Swords and Sandals: Spartacus
Developer: Whiskeybarrel Studios
Publisher: Ultimate Games
Platform: Nintendo Switch, PC
Age Rating: T (Teen) / PEGI 12
Release Date: June 22nd, 2020
Price: $12.99 / €12.99 / £11.69
A code was provided for review purposes.
The Swords and Sandals franchise is a long-running one. The first entry came in 2006 and spanned nearly a dozen different titles since then. Many of the games play relatively the same way, and yet the latest entry ‘Spartacus’ serves fans with something different in an attempt to keep the series fresh. Based, obviously, on the legendary gladiator Spartacus, this entry is an action-focused arcade-style platformer based in the ancient empire of Rome. Notably, it was developed by the one-man operation known as Whiskeybarrel Studios fronted by Oliver Joyce, the man behind the entire franchise.
How does it look?
Initial impressions will have the player thinking “wow, this looks pretty cool” largely due to the classic arcade-era graphics and visuals. The looks alone almost have the power to transport a player back to the good old days of a classic arcade cabinet; however, it doesn’t necessarily feel visually polished, with an overall lack of variety and effects.
Along with old-style graphics come archaic issues in the gameplay. The controls are extremely rigid and not precisely responsive, which in turn makes the button layout feel very convoluted. On top of that, the hitboxes are shameful and the theme of “lack of variety” pops its annoying head up in regards to weapons and types of offence. With all of those subpar qualities combined, it makes for a difficult game – and not in the way where it’s considered a worthwhile challenge. To put it bluntly, it’s completely frustrating and a huge turn-off.

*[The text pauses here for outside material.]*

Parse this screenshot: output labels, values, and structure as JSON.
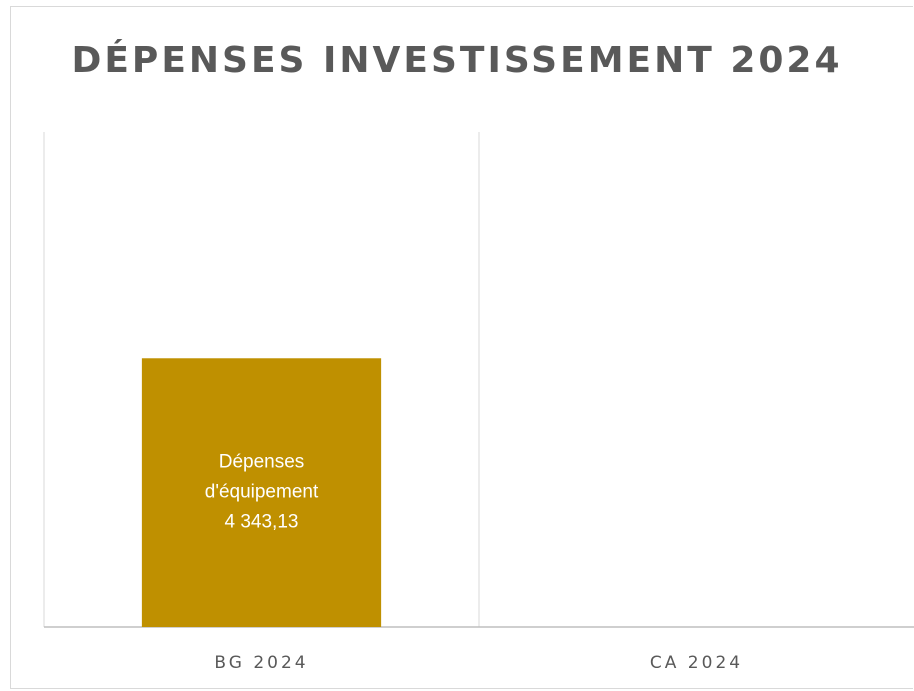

As mentioned before, there isn’t much variety in the game, but it is worth noting that one thing it does right is offering small secret treasures and paths for the player to pursue. Though it is hard to tell where they are, as sometimes they’re outright hidden behind a wall that happens to be passable, it does add a tiny layer of depth to a puddle-deep game when talking about level design, structure, and story.
Swords and Sandals: Spartacus takes a lot of risks, but they don’t really pay off. It would probably be more ideal that the series stick to its roots and not continue to venture into new grounds. There’s a reason the original style of gameplay has given lots of blood to the series as a whole, and it’d be a bummer to see that dry up as a result of these misfired risks.